Inspiration

I've built "let users buy credits and spend them on AI calls" into a few products now, and every time the first version had the same quiet bug. You read the balance, check it, then charge. It passes review, it works in the demo, and then in production two requests land in the same millisecond, both read the same balance, both pass the check, and both go through. A user with 5 credits gets 20 answers and you eat the provider bill for the other 15.

Nobody notices until the invoice shows up. I got tired of rebuilding the same metering-and-wallets plumbing for every project, and more than that, tired of the fact that it was subtly wrong every time. So I built the thing I kept wishing existed: a gateway that makes overspend impossible instead of just unlikely, and moves everything else (pricing, routing, kill switches) into a dashboard so I never have to redeploy to change how a product is monetized.

What it does

Switchboard sits between your app and the model providers. You change two lines: point your OpenAI SDK at the gateway, swap the model name for a flag you control, and pass the user id you already have. After that:

  • Every request is metered, and each user's credit wallet and plan quota is enforced at request time.
  • A flag like "chat" maps to whatever model you want per tier. Free can ride a cheap model, pro gets the frontier one, and you can add as many tiers as you sell. Routing is changed from the dashboard, not in code.
  • You see gross margin on every model, can A/B test a new model on live traffic, and can disable a model or kill a leaked key instantly.
  • Users top up through Stripe or RevenueCat. The webhook credits their wallet and double-enters the ledger automatically.

It speaks the OpenAI API the whole way through, including the error shapes: 402 when credits run out, 429 for quota, 403 for a killed key, 409 for a duplicate request.

How I built it

The whole thing rests on one decision: enforcement is a database transaction, not middleware.

The reserve is a single DynamoDB TransactWriteItems. In one atomic step it conditionally decrements the wallet and bumps the quota on the user item, and writes an idempotency record. There is no read-then-write gap for concurrency to slip through. DynamoDB serializes the conditional updates on that one item, so the requests that fit succeed and the rest fail the condition. I read the cancellation reasons to map each failure to the right HTTP status.

I used two AWS databases on purpose, because one store can't do both jobs well. The hot wallet lives in DynamoDB: strongly consistent, single-digit-millisecond conditional writes, and it's the contended item that everything fights over. The double-entry ledger, audit log, and config history live in Aurora DSQL, written off the request path with Vercel's after(). An append-only ledger never conflicts under DSQL's optimistic concurrency, which is exactly the workload that would abort-storm a hot wallet row. Each database does what it's good at.

It runs on Vercel (Next.js, Node runtime, pinned to iad1, responses streamed straight back to the caller). The gateway talks to AWS over OIDC into an IAM role, so there are no static AWS keys sitting anywhere. Provider keys stay the tenant's own, encrypted with AWS KMS and decrypted only in memory when a call actually goes out. I scaffolded the dashboard with v0.

Challenges I ran into

The hard part was making overspend impossible rather than improbable, and then proving it.
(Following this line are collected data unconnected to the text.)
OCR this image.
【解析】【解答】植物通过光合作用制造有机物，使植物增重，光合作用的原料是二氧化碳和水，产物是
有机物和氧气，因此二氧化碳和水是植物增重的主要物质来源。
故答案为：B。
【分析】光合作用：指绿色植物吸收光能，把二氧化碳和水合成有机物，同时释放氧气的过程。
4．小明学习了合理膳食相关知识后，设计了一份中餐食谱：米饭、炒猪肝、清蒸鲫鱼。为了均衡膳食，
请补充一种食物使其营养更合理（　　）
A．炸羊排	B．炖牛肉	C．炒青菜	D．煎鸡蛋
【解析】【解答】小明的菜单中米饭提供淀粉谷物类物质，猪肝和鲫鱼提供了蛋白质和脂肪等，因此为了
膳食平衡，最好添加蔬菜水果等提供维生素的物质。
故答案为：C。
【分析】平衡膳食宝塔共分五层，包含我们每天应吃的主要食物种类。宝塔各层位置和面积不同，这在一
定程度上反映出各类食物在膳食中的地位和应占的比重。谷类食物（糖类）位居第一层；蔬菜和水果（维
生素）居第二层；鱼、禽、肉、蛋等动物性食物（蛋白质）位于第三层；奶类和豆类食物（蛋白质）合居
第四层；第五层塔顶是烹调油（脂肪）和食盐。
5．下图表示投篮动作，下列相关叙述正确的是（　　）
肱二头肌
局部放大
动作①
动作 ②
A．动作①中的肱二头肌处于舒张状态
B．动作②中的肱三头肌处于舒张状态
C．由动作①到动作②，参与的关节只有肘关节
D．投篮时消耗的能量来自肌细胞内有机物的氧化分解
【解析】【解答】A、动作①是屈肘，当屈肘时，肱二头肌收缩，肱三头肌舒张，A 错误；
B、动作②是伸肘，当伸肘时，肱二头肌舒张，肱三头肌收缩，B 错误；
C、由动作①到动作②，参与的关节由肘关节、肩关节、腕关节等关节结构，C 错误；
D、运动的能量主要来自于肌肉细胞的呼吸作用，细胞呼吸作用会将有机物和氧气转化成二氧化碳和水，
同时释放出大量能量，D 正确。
I almost shipped the naive read-check-write version because it honestly looks fine. Getting the reserve down to one conditional transaction, and then writing a test that fires 50 parallel requests at a 5-credit wallet and asserts that exactly 5 succeed and the balance lands on 0, took longer than the feature itself.

A few specific things bit me. Under heavy contention on the same item, DynamoDB returns TransactionConflict, which means "I didn't get to evaluate the conditions," not "the condition failed," so those need a retry with backoff while only ConditionalCheckFailed counts as a real rejection. Reasoning models bill thinking tokens that don't show up in completion_tokens, so I charge max(completion, total minus prompt) to avoid undercharging. And keeping every amount as integers (milli-credits and micro-USD) so rounding never leaks value meant formatting only at the very edge of the system.

Accomplishments I'm proud of

The race test passes the same way every run: 50 in, 5 out, balance 0. It's a genuinely two-line integration that still gives you wallets, quotas, routing, failover, A/B tests, margin tracking, kill switches, and hosted refills. And the two-database split holds up. The ledger is never on the latency path, and neither database is being asked to do something it's bad at.

What I learned

The real lesson was that the right answer was two databases, not one. I went in assuming Postgres could handle everything, and it can, but a hot contended wallet under optimistic concurrency abort-storms, while the same engine is perfect for an append-only ledger. DynamoDB conditional transactions are the mirror image. Designing to each database's grain is what made the system both correct and fast, and it's not a tradeoff I would have appreciated without actually hitting the contention.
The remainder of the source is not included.